"Winter Ghosts", das neuste Buch von Kate Mosse, basiert auf einer Kurzgeschichte von ihr, die in Großbritannien unter dem Titel „The Cave“ als Quick Read veröffentlicht wurde. Auch in dieser Erzählung kehrt sie zurück nach Südfrankreich, allerdings in die Zeit zwischen den beiden Weltkriegen, und erzählt eine berührende Geschichte über Liebe, Bindungen und Verlust.
Das Buch fiel mir durch die vermeintlich schlichte Aufmachung ins Auge und die 272 mit großer Schrift bedruckten Seiten waren allzu schnell gelesen. Die wundervollen an Holzschnitte erinnernden Illustrationen von Brian Gallagher passen perfekt zur Atmosphäre des Buchs und zu der Zeit, in der es spielt. Düster, geheimnisvoll und ein wenig altertümlich. Eine davon ist hier auf der vierten Seite zu sehen.
Der Erzähler Freddie Watson ist ein zurückgezogen lebender Mensch, der nie über den Tod seines Bruders George hinwegkam, der im ersten Weltkrieg in einem Schützengraben starb. Als das Telegramm mit der Nachricht „Missing Presumed Dead“ kommt ist er gerade 15 und wird von seinen Eltern mit seiner Trauer völlig allein gelassen.
Im Dezember 1928 ist er mit dem Auto in den Pyrenäen unterwegs, wird er auf einer abgelegenen Straße von einem Schneesturm überrascht und fährt gegen Gesteinsbrocken. In der verlassenen Landschaft hört er eine Stimme sagen „The others have slipped away into darkness“ (Die anderen sind in die Dunkelheit entschwunden.“), kann aber niemand sehen. Freddie ist gezwungen, in dem einsamen Dorf Nulle inmitten der Berge zu übernachten. Gestrandet an einem Ort, der im Winter völlig von der Außenwelt abschnitten ist, auch vom Strom- und Telefonnetz. An jenem Abend findet in Nulle traditionell seit dem 14. Jahrhundert die Feier von St. Etienne statt und die gesamte Dorfgemeinschaft versammelt sich in altertümlichen Kostümen. Freddie wird von der Vermieterin zu der Feier eingeladen.
In einer Zeit, in der die meisten Menschen die (jüngste) Vergangenheit vergessen möchten, werden hier in Nulle zu Freddies Erstaunen alte Traditionen gepflegt und zwischen den Zeilen ist die Liebe und Leidenschaft spürbar, die der Erzähler für diesen Ort und die Erinnerungen daran empfindet.
„Winter Ghosts“ besitzt einen ganz eigenen, verzaubernden Charme, durch die Hauptfigur und das altertümliche Dorf Nulle inmitten der tobenden Naturgewalten mit seinen leicht skurril wirkenden Bewohnern.
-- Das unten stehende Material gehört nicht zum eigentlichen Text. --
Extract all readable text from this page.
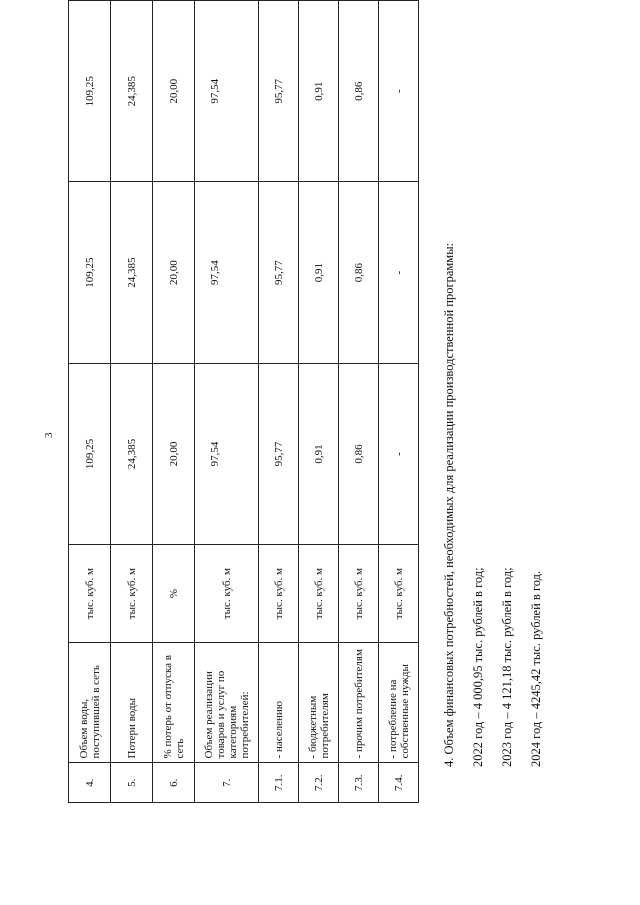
3
4.	Объем воды, поступившей в сеть	тыс. куб. м	109,25	109,25	109,25
5.	Потери воды	тыс. куб. м	24,385	24,385	24,385
6.	% потерь от отпуска в сеть	%	20,00	20,00	20,00
7.	Объем реализации товаров и услуг по категориям потребителей:	тыс. куб. м	97,54	97,54	97,54
7.1.	- населению	тыс. куб. м	95,77	95,77	95,77
7.2.	- бюджетным потребителям	тыс. куб. м	0,91	0,91	0,91
7.3.	- прочим потребителям	тыс. куб. м	0,86	0,86	0,86
7.4.	- потребление на собственные нужды	тыс. куб. м	-	-	-

4. Объем финансовых потребностей, необходимых для реализации производственной программы:	2022 год – 4 000,95 тыс. рублей в год;	2023 год – 4 121,18 тыс. рублей в год;	2024 год – 4245,42 тыс. рублей в год.
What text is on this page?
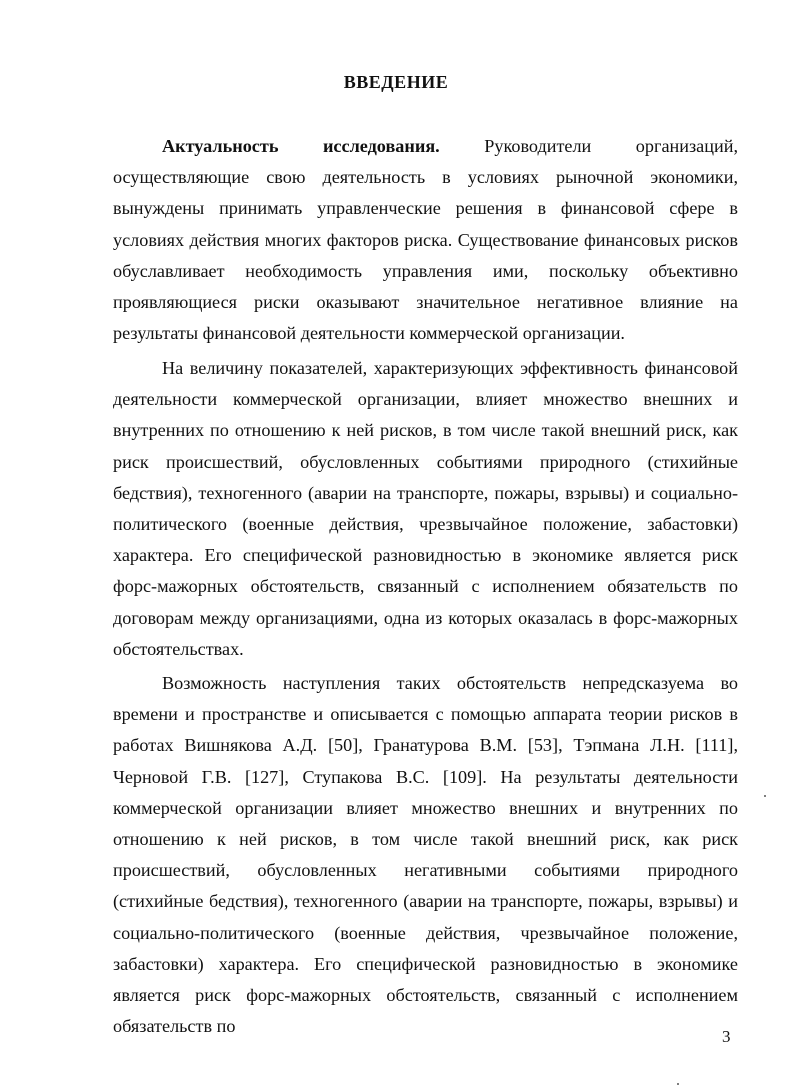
ВВЕДЕНИЕ

Актуальность исследования. Руководители организаций, осуществляющие свою деятельность в условиях рыночной экономики, вынуждены принимать управленческие решения в финансовой сфере в условиях действия многих факторов риска. Существование финансовых рисков обуславливает необходимость управления ими, поскольку объективно проявляющиеся риски оказывают значительное негативное влияние на результаты финансовой деятельности коммерческой организации.

На величину показателей, характеризующих эффективность финансовой деятельности коммерческой организации, влияет множество внешних и внутренних по отношению к ней рисков, в том числе такой внешний риск, как риск происшествий, обусловленных событиями природного (стихийные бедствия), техногенного (аварии на транспорте, пожары, взрывы) и социально-политического (военные действия, чрезвычайное положение, забастовки) характера. Его специфической разновидностью в экономике является риск форс-мажорных обстоятельств, связанный с исполнением обязательств по договорам между организациями, одна из которых оказалась в форс-мажорных обстоятельствах.

Возможность наступления таких обстоятельств непредсказуема во времени и пространстве и описывается с помощью аппарата теории рисков в работах Вишнякова А.Д. [50], Гранатурова В.М. [53], Тэпмана Л.Н. [111], Черновой Г.В. [127], Ступакова В.С. [109]. На результаты деятельности коммерческой организации влияет множество внешних и внутренних по отношению к ней рисков, в том числе такой внешний риск, как риск происшествий, обусловленных негативными событиями природного (стихийные бедствия), техногенного (аварии на транспорте, пожары, взрывы) и социально-политического (военные действия, чрезвычайное положение, забастовки) характера. Его специфической разновидностью в экономике является риск форс-мажорных обстоятельств, связанный с исполнением обязательств по

3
Es erzählt zwei sehr persönliche Geschichten der Erinnerung und des Verlusts, von Liebe, die auch den Tod überdauert, sowie von den Gefühlen und Gedanken der Überlebenden. Freddie fühlt sich schuldig, dass der geliebte große Bruder starb, während er selbst weiterlebt. Man wünscht ihm sehnlich, dass er die Geister der Vergangenheit ruhen lassen kann und so auch selbst zur Ruhe kommt. Das Titelbild, sowie das vorangestellte okzitanische Lied und der Titel „Winter Geister“ passen perfekt zur Handlung.
Die Handlung ist für Vielleser vielleicht ein wenig vorhersehbar, aber das tat meinem Lesevergnügen keinen Abbruch. Flüssig geschrieben, war es innerhalb weniger Stunden gelesen und es kamen keinerlei Längen auf.
Fazit: Ein wundervolles Buch, poetisch geschrieben, das eine längst vergangene Zeit zum Leben erweckt und durch die Illustrationen noch zusätzlich an Atmosphäre gewinnt.
Edit: ISBN zur dt. Ausgabe eingefügt, deren Titelbild perfekt zum Inhalt passt und die auch den gleichen (ebenfalls passenden) Titel trägt wie die englische Fassung.